Headlines have suggested that enterprises need a higher level of security awareness ever since it became clear that firewalls are not enough.
Though IT and security leaders are often blamed for an incident, the reality is that security isn’t only security’s job or IT’s job. It’s everyone’s job. And if it’s everyone’s job, then every employee in an organization needs to develop enough sensitivity to the current threats, whatever they may be, to stay mindful and vigilant. In short, everyone should adopt a Zero Trust mindset which requires a Zero Trust culture.

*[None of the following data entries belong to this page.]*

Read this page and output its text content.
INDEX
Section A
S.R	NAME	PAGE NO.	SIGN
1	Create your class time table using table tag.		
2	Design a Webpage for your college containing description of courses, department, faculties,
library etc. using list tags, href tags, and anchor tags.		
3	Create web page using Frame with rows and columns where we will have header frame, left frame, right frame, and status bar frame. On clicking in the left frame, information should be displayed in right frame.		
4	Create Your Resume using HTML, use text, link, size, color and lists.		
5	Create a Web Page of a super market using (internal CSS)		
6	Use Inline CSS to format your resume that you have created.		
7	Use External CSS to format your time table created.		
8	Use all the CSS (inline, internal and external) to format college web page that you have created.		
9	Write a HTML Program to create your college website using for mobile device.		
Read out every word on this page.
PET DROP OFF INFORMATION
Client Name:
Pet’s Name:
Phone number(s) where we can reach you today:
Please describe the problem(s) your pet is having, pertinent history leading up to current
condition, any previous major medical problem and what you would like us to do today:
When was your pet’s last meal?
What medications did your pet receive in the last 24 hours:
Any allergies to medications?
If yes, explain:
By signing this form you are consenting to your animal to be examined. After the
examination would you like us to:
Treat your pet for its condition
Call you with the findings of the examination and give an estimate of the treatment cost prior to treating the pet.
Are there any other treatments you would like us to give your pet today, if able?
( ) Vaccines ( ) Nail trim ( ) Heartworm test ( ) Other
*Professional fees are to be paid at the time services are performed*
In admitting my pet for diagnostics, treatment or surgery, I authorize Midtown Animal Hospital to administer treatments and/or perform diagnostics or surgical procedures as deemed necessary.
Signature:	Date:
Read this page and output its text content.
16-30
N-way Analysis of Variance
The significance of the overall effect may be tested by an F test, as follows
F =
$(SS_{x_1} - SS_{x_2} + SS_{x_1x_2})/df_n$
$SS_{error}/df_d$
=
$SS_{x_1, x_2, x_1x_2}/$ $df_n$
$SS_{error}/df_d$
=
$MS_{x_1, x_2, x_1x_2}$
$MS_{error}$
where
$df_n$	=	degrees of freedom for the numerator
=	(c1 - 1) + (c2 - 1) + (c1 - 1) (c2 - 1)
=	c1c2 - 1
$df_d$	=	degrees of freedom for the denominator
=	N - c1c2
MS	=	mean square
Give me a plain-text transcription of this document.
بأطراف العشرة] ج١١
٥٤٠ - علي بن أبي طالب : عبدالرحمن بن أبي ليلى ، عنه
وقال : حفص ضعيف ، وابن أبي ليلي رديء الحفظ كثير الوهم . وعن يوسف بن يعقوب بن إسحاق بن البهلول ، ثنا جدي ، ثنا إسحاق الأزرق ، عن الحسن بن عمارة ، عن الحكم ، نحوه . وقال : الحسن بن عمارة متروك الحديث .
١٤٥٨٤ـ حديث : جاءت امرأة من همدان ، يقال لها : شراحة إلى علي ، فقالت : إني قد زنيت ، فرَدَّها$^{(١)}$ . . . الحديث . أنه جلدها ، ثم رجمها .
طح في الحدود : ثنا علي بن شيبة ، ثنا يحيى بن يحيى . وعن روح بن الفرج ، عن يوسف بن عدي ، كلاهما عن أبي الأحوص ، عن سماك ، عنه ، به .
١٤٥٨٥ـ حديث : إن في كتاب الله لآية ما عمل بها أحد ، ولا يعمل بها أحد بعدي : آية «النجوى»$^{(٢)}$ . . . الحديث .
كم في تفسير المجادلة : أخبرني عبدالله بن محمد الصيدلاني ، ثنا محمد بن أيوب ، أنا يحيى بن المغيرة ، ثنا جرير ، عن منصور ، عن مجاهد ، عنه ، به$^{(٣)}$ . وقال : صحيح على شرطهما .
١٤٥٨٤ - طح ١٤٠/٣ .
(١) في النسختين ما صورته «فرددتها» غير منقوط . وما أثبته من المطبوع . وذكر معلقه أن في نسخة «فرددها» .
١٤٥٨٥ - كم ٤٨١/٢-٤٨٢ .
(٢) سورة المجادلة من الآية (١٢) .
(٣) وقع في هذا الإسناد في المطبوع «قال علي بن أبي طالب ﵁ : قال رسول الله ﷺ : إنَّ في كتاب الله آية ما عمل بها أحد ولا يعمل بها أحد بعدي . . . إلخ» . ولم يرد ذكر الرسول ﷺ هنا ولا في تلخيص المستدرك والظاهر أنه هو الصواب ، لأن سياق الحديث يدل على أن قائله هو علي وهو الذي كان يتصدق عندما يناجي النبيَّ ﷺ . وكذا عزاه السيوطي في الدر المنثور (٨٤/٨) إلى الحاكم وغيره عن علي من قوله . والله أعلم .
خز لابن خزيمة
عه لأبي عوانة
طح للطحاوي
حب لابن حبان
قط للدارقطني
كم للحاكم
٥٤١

Achieving a Zero Trust mindset throughout the enterprise can be challenging because it runs counter to the common human belief that people are generally well-intentioned. As children, we’re taught not to trust everyone and as adults we are reminded from time to time, such as when we read stories about cyber crime. However, reading about incidents isn’t the same as experiencing one, which is why security awareness training should be immersive.
One of the problems companies run into with a dedicated training session is that the knowledge is not retained after the student leaves the classroom. Recognizing that, some companies have gamified security training. They explain what a type of threat is and why it can be difficult to identify. Then, students are tested with several examples that vary so the student must think hard before taking any action which will be graded. This immersive approach gives the non-security professional hands-on experience with an issue and provides a more impactful learning experience than sitting through a talking head or PowerPoint presentation.